С коробами для душ бродят ловчие праха.

И слетает к погосту, садясь на кресты,

С неба звёздного странная бледная птаха.

 

Бес в ночи потащил чью-то душу, ворча,

Выбираясь из тьмы, изрыгая проклятья,

И стенала она, мёртвым гласом крича,

И хваталась руками за чьи-то распятья.

 

Я на время уйду, нет, не стану я ждать,

Когда снимут замок и откроют мне двери,

Над престолом, как голубь, вспорхнёт благодать,

Бог пройдёт по земле, возмещая потери!

Батюшка плавил на воске дыханьем…

Батюшка плавил на воске дыханьем, Золота тихий колор — реставратор.

Скольженье внутри картины_полыхнуло волной ломаной

Звука людского гомона. (Но нужно признать, что был самый тихий тот вечер за мириады тысячелетий, когда посещали его люди, когда приходили дети)

движением змейным в картине заметил…

кинжал, показалось, дамасский.

Но, может быть, в свете неверном, треск раздирающий факелов, Огня заразу, искрами брызг окропив крупину, так вдруг почудилось ему…

Нет, Нет, Пётр! Думал, ты крепче, ребёнок каменный… прости.

краски на воске, рамки двойными стандартами непробиваемы стекла за великое слово и мамы его раздевал до собственной откровенности идеал, но закрестился, что холодом вспыхнули лилии, и каждая вещь в доме том раскололась.

— за что испугался?) талантливый друг мой любимый, ты просто устал, и мерещатся страхи. Не бойся, взгляни на праматерь живущих. За что убоялся, неужто слаба твоя вера?

Я говорю, видел всё. И говорю, что позволено светом чертать мне, что гнозис этого света не важен, когда мне показано всё.

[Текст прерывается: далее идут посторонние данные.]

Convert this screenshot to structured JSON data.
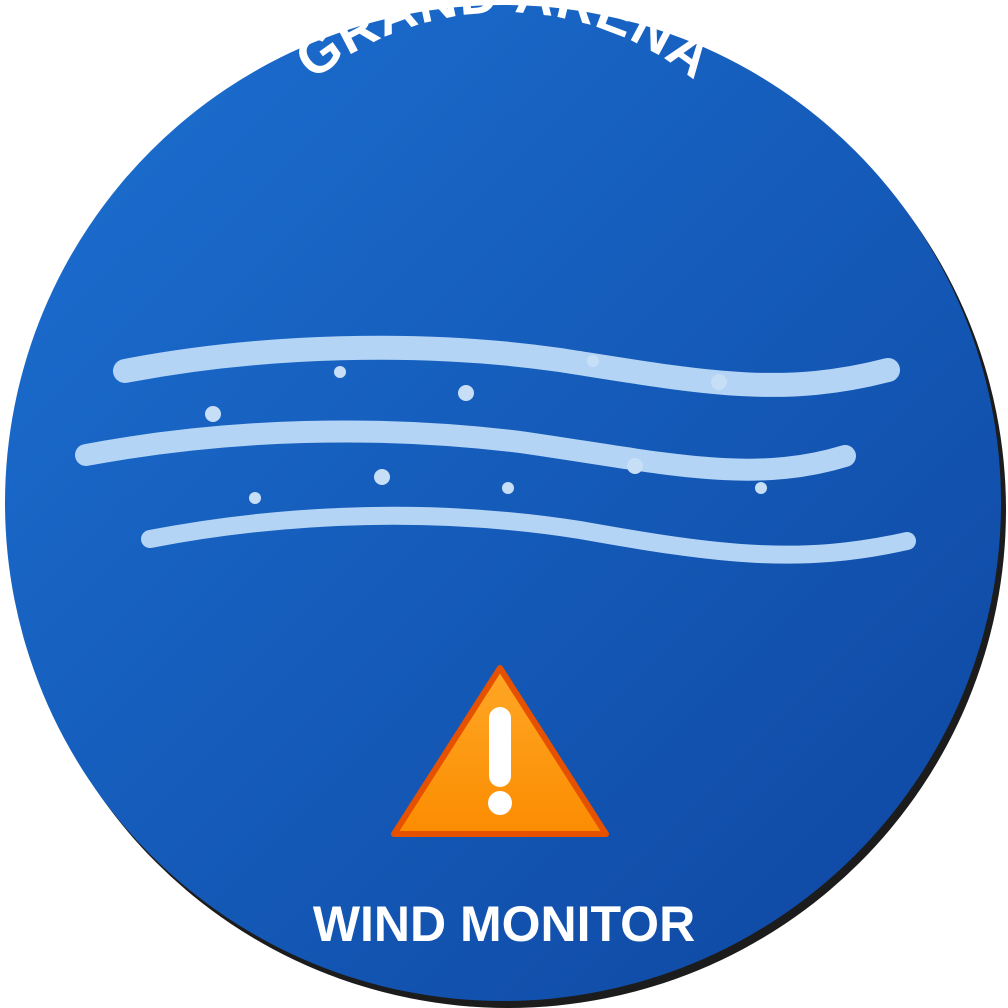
{
  "badge": {
    "top_title": "GRAND ARENA",
    "bottom_title": "WIND MONITOR",
    "wind_icon": "wind-lines-icon",
    "warning_icon": "warning-triangle-icon"
  },
  "colors": {
    "disc_light": "#1a6bcc",
    "disc_dark": "#0f4aa6",
    "rim_shadow": "#222222",
    "wind_line": "#b3d4f5",
    "warning_fill": "#fb8c00",
    "warning_stroke": "#e65100",
    "text": "#ffffff"
  }
}
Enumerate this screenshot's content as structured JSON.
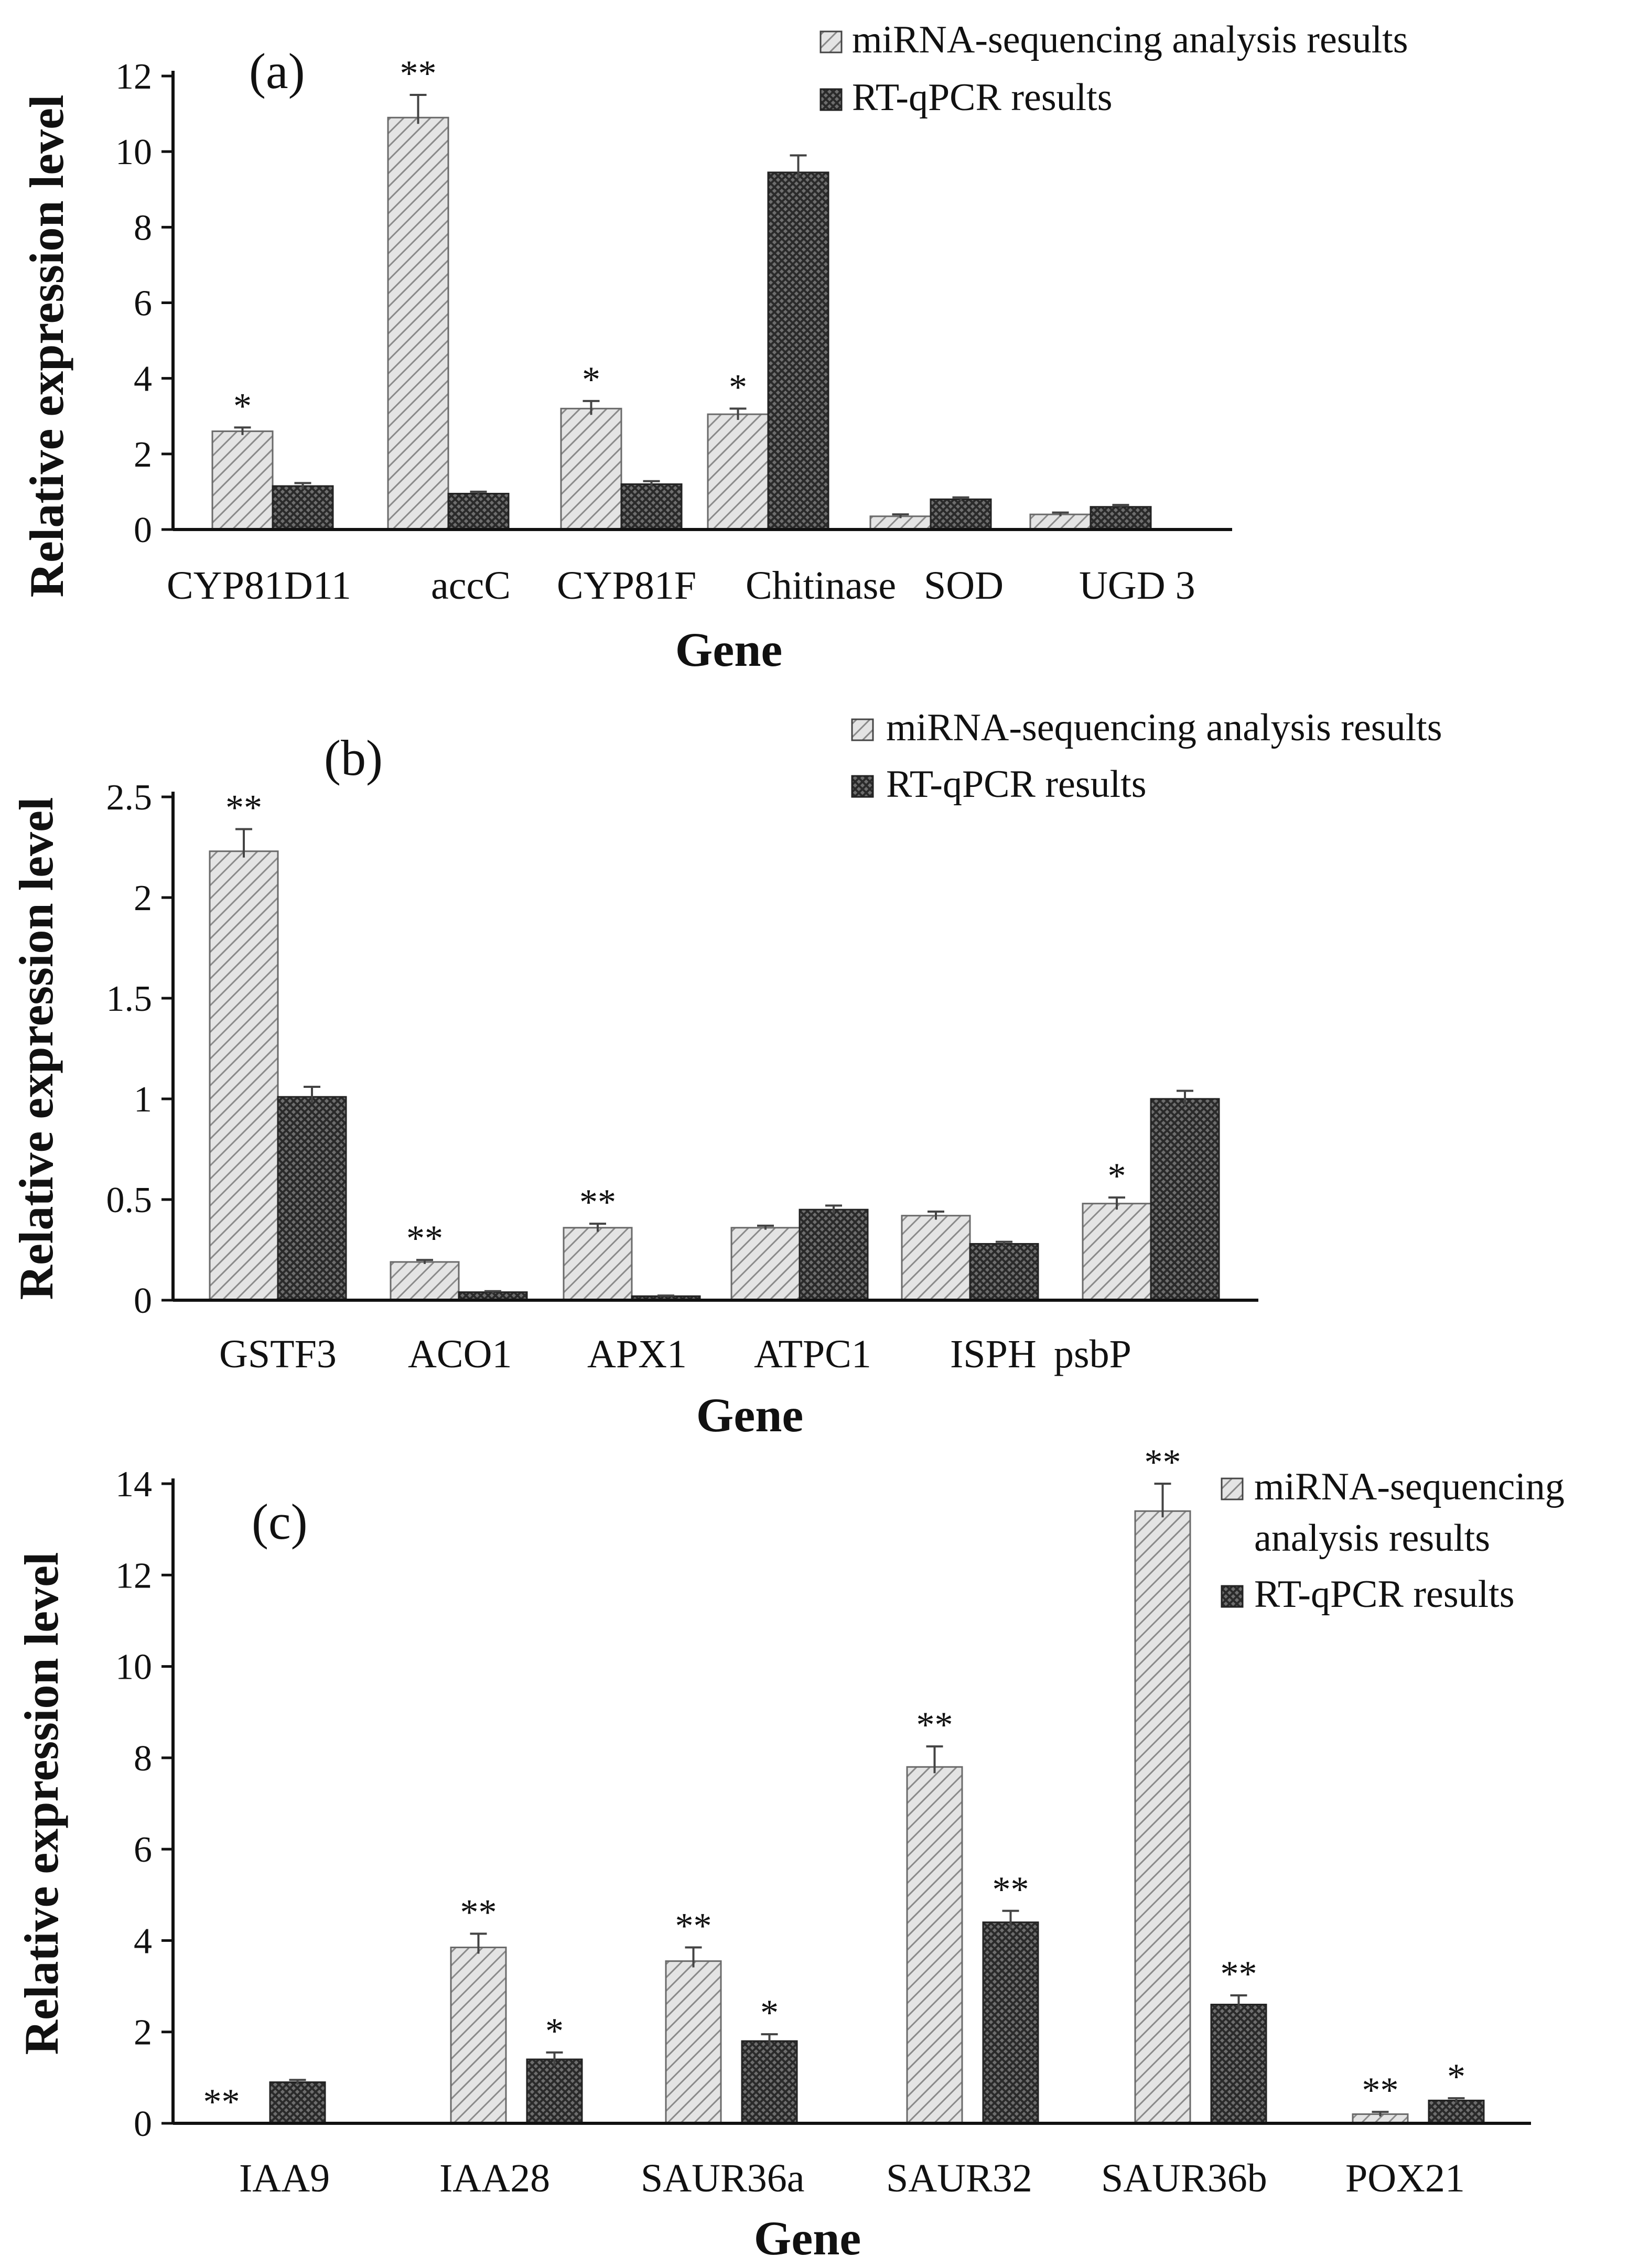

Пречистое сердце твоё, и не бойся, искусства желание — это единственная дорога к тому, что ты, эскапист на пустом месте, в своей душе назвал богом.

Я. Я Один? Один! Но Я не Одно.

*

Вкруг бархатной птицей порхает, ощупывая водоворотом, взглядом бордовым кристально мерцает в повсюду от страхов закрытые окна.

Какое же пламя скрывает взор фантазёра в реальности замкнутого озера? Как в продранных глазах щенка он гаснет, наверняка. Такое, ну, как одинаковость всего… кино, прожить назад, не управляя телом. Я не хочу того всего. Но мало мне! От этого ли мало одного мне тела? Вот слышит сойка сон колоколов, солёный дух их прочертился формой рефлексов неба в опадающей листве в определённых кодом срезах времени. Но, может быть, во всех кто-то увидел красок новых для себя? На воске, рамки — двойными стандартами непробиваемы стёкла, не в слово и мамы его раздевал до собственной откровенности идеал, но закрестал, и каждая вещь в доме том раскололась.

Куда опадают зеркала?..

Куда опадают зеркала? Скала, видишь, была когда-то птицей, просто — с тебя ростом. Сейчас спала ты, в известия укутавшись сюжетов, мечты и книги, что своим сюжетом — тоска об этом, что прибивает чёрствость прочих снов, виня себя за это право оставаться инструмента плачем. Ночами чаще чистит своё сердце по частям, как револьвер, блюститель счастья. Его манер стреляться всякий раз — твоя смешная шутка над собой. Любой герой, которым можно отразиться в мире, разит сражением За. Отражение в каждом новом сорте зла его торжественным сожжением.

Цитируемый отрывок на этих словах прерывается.